I love statistics and analyzing data! I’ve been performing statistical analysis on-the-job for 20 years and helping people learn statistics for over ten years at a statistical software company. I love talking and writing about statistics.
My Approach to Teaching Statistics
I want to help you learn statistics. But, I’m not talking about learning all the equations. Don’t get me wrong. Equations are necessary. Equations are the framework that makes the magic, but the truly fascinating aspects are what it all means. I want you to learn the true essence of statistics. I’ll help you intuitively understand statistics by focusing on concepts and graphs. Although, there might be a few equations!
I’ve spent over a decade working at a major statistical software company. When you work on research projects, you generally use a regular group of statistical analyses. However, when you work at a statistical software company, you need to know of all the analyses that are in the software! I helped people use our software to gain insights and maximize the value of their own data regardless of their field.

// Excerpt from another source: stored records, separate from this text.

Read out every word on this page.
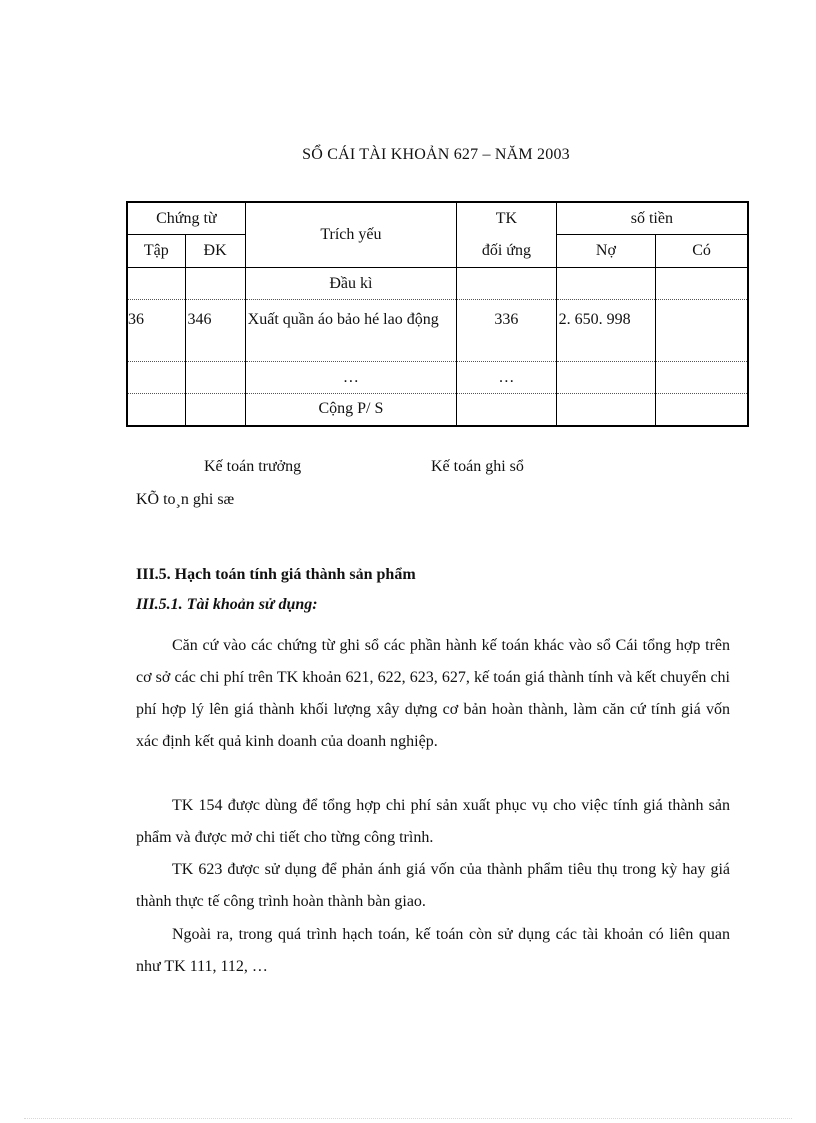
SỔ CÁI TÀI KHOẢN 627 – NĂM 2003
Chứng từ		Trích yếu	TK
đối ứng	số tiền	
Tập	ĐK			Nợ	Có
		Đầu kì			
36	346	Xuất quần áo bảo hé lao động	336	2. 650. 998	
		…	…		
		Cộng P/ S			
Kế toán trưởng	Kế toán ghi sổ
KÕ to¸n ghi sæ
III.5. Hạch toán tính giá thành sản phẩm
III.5.1. Tài khoản sử dụng:

Căn cứ vào các chứng từ ghi sổ các phần hành kế toán khác vào sổ Cái tổng hợp trên cơ sở các chi phí trên TK khoản 621, 622, 623, 627, kế toán giá thành tính và kết chuyển chi phí hợp lý lên giá thành khối lượng xây dựng cơ bản hoàn thành, làm căn cứ tính giá vốn xác định kết quả kinh doanh của doanh nghiệp.

TK 154 được dùng để tổng hợp chi phí sản xuất phục vụ cho việc tính giá thành sản phẩm và được mở chi tiết cho từng công trình.

TK 623 được sử dụng để phản ánh giá vốn của thành phẩm tiêu thụ trong kỳ hay giá thành thực tế công trình hoàn thành bàn giao.

Ngoài ra, trong quá trình hạch toán, kế toán còn sử dụng các tài khoản có liên quan như TK 111, 112, …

While working at the statistical software company, I learned how to present statistics in a manner that makes statistics more intuitive. I’ll be writing about my experiences and useful information about statistics. However, I’ll focus on teaching the concepts in an intuitive way and deemphasize the formulas. After all, you use statistical software so you don’t have to worry about the formulas and instead focus on understanding the results.

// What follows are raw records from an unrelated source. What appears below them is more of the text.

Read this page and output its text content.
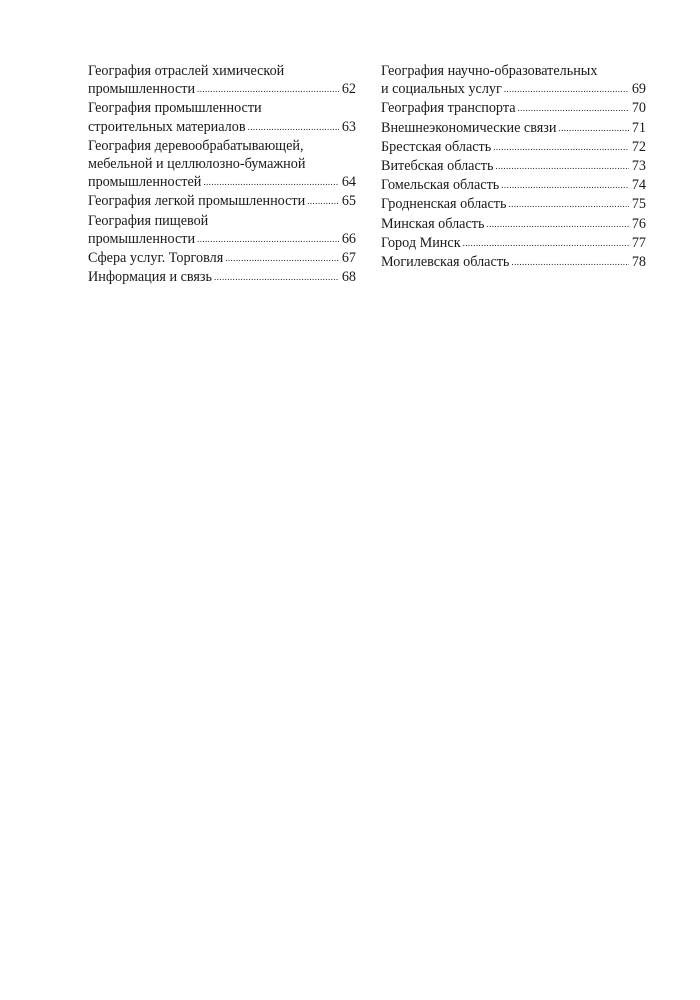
География отраслей химической
промышленности .....	62
География промышленности
строительных материалов .....	63
География деревообрабатывающей,
мебельной и целлюлозно-бумажной
промышленностей .....	64
География легкой промышленности .....	65
География пищевой
промышленности .....	66
Сфера услуг. Торговля .....	67
Информация и связь .....	68
География научно-образовательных
и социальных услуг .....	69
География транспорта .....	70
Внешнеэкономические связи .....	71
Брестская область .....	72
Витебская область .....	73
Гомельская область .....	74
Гродненская область .....	75
Минская область .....	76
Город Минск .....	77
Могилевская область .....	78
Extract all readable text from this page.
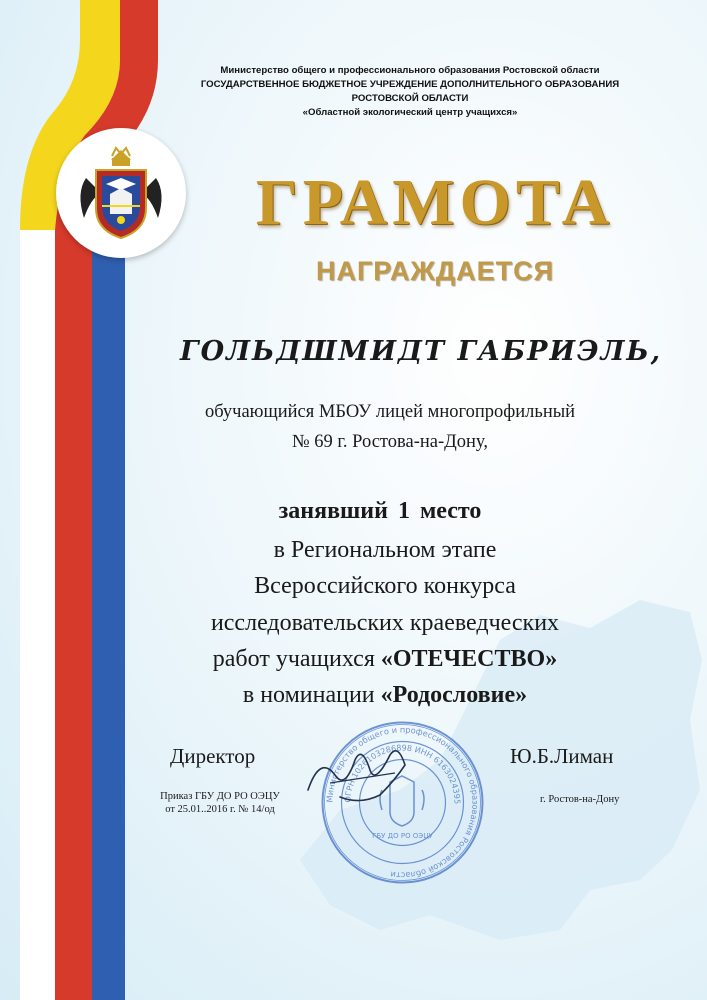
Министерство общего и профессионального образования Ростовской области
ГОСУДАРСТВЕННОЕ БЮДЖЕТНОЕ УЧРЕЖДЕНИЕ ДОПОЛНИТЕЛЬНОГО ОБРАЗОВАНИЯ
РОСТОВСКОЙ ОБЛАСТИ
«Областной экологический центр учащихся»
ГРАМОТА
НАГРАЖДАЕТСЯ
ГОЛЬДШМИДТ ГАБРИЭЛЬ,
обучающийся МБОУ лицей многопрофильный
№ 69 г. Ростова-на-Дону,
занявший 1 место
в Региональном этапе
Всероссийского конкурса
исследовательских краеведческих
работ учащихся «ОТЕЧЕСТВО»
в номинации «Родословие»
Директор	Ю.Б.Лиман
Приказ ГБУ ДО РО ОЭЦУ
от 25.01..2016 г. № 14/од
г. Ростов-на-Дону
Министерство общего и профессионального образования Ростовской области
ОГРН 1026103286898 ИНН 6163024395
ГБУ ДО РО ОЭЦУ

Statistics is an Amazing Field!
Statistics is the field of learning from data. That’s amazing. It gets to the very essence of discovery. Statistics facilitates the creation of new knowledge. Bit by bit, we push back the frontier of what is known. That is what I want to teach you! The goal of my website is to help you to see statistics through my eyes―as a key that can unlock discoveries that are in your data.

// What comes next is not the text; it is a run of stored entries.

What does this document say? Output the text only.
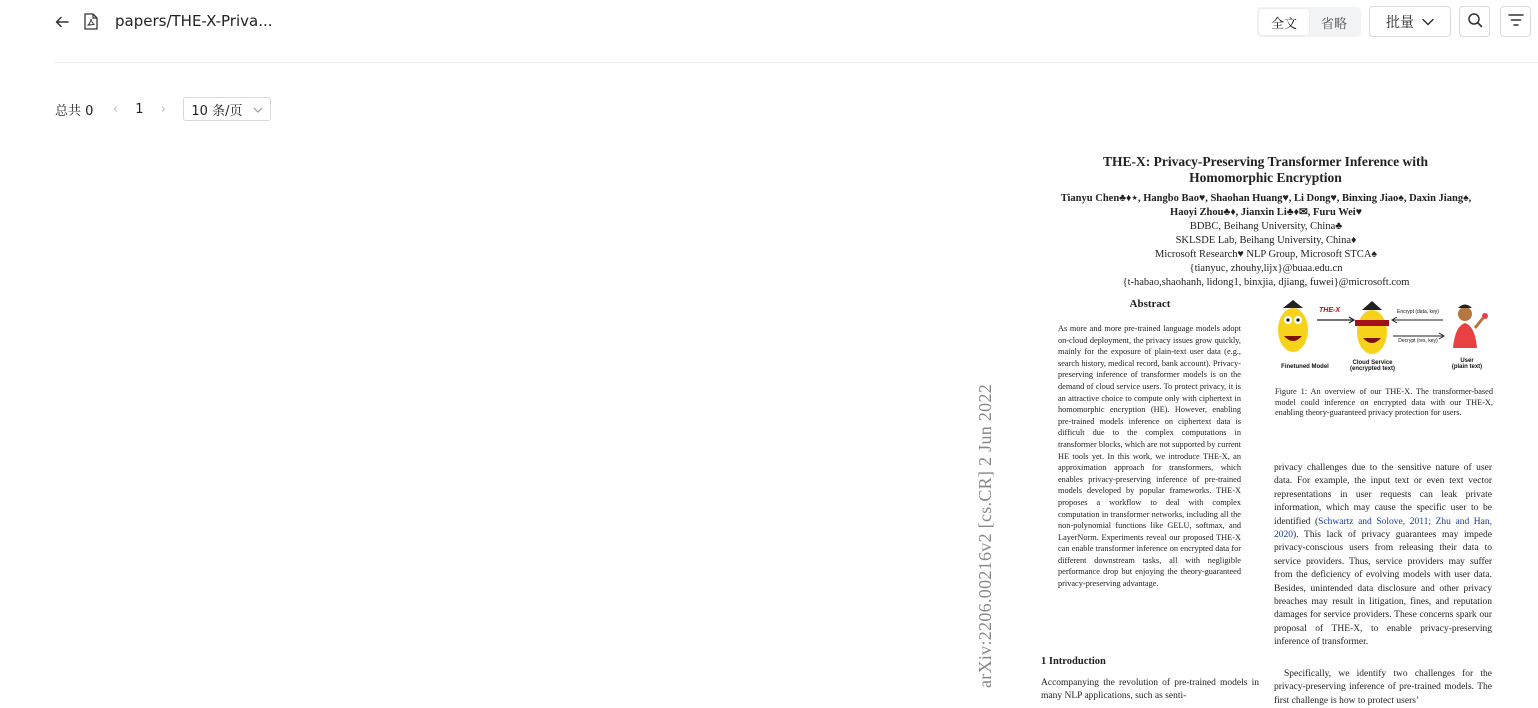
papers/THE-X-Priva...	全文	省略	批量
总共 0	‹	1	›	10 条/页
arXiv:2206.00216v2 [cs.CR] 2 Jun 2022
THE-X: Privacy-Preserving Transformer Inference with Homomorphic Encryption
Tianyu Chen♣♦⋆, Hangbo Bao♥, Shaohan Huang♥, Li Dong♥, Binxing Jiao♠, Daxin Jiang♠, Haoyi Zhou♣♦, Jianxin Li♣♦✉, Furu Wei♥
BDBC, Beihang University, China♣
SKLSDE Lab, Beihang University, China♦
Microsoft Research♥ NLP Group, Microsoft STCA♠
{tianyuc, zhouhy,lijx}@buaa.edu.cn
{t-habao,shaohanh, lidong1, binxjia, djiang, fuwei}@microsoft.com
Abstract
As more and more pre-trained language models adopt on-cloud deployment, the privacy issues grow quickly, mainly for the exposure of plain-text user data (e.g., search history, medical record, bank account). Privacy-preserving inference of transformer models is on the demand of cloud service users. To protect privacy, it is an attractive choice to compute only with ciphertext in homomorphic encryption (HE). However, enabling pre-trained models inference on ciphertext data is difficult due to the complex computations in transformer blocks, which are not supported by current HE tools yet. In this work, we introduce THE-X, an approximation approach for transformers, which enables privacy-preserving inference of pre-trained models developed by popular frameworks. THE-X proposes a workflow to deal with complex computation in transformer networks, including all the non-polynomial functions like GELU, softmax, and LayerNorm. Experiments reveal our proposed THE-X can enable transformer inference on encrypted data for different downstream tasks, all with negligible performance drop but enjoying the theory-guaranteed privacy-preserving advantage.
1 Introduction
Accompanying the revolution of pre-trained models in many NLP applications, such as senti-
THE-X	Encrypt (data, key)
Decrypt (res, key)
Finetuned Model
Cloud Service
(encrypted text)
User
(plain text)
Figure 1: An overview of our THE-X. The transformer-based model could inference on encrypted data with our THE-X, enabling theory-guaranteed privacy protection for users.
privacy challenges due to the sensitive nature of user data. For example, the input text or even text vector representations in user requests can leak private information, which may cause the specific user to be identified (Schwartz and Solove, 2011; Zhu and Han, 2020). This lack of privacy guarantees may impede privacy-conscious users from releasing their data to service providers. Thus, service providers may suffer from the deficiency of evolving models with user data. Besides, unintended data disclosure and other privacy breaches may result in litigation, fines, and reputation damages for service providers. These concerns spark our proposal of THE-X, to enable privacy-preserving inference of transformer.
Specifically, we identify two challenges for the privacy-preserving inference of pre-trained models. The first challenge is how to protect users’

The best thing about being a statistician is that you get to play in everyone’s backyard.—John Tukey
I enthusiastically agree! If you have an inquisitive mind, statistical knowledge, and data, the potential is boundless. You can play in a broad range of intriguing backyards!
That interface between a muddled reality and obtaining orderly, valid data is an exciting place. This place ties together the lofty goals of scientists to the nitty-gritty nature of the real world. It’s an interaction that I’ve written about extensively on my blog, and I plan to continue to do so. It’s where the rubber meets the road.
One of the coolest things about the statistical analysis is that it provides you with a toolkit for exploring the unknown. Christopher Columbus needed many tools to navigate to the New World and make his discoveries. Statistics are the equivalent tools for the scientific explorer because they help you navigate the sea of data that you collect.
Why You Need to Understand Statistics
The world is becoming a progressively data-driven place, and to draw trustworthy conclusions, you must analyze your data properly. It’s surprisingly easy to make a costly mistake. Even if you’re not performing your own studies, you’ll undoubtedly see statistical analyses conducted by others. Can you trust their results or do they have their own agenda?
Just like there were many wrong ways for Columbus to use his tools, things can go awry with statistical analyses. I’m going to teach you how to use the tools correctly, to draw the proper conclusions, and to recognize the conclusions that should make you wary!
You’ll be increasingly thankful for these tools when you see a worksheet filled with numbers and you’re responsible for telling everyone what it all means.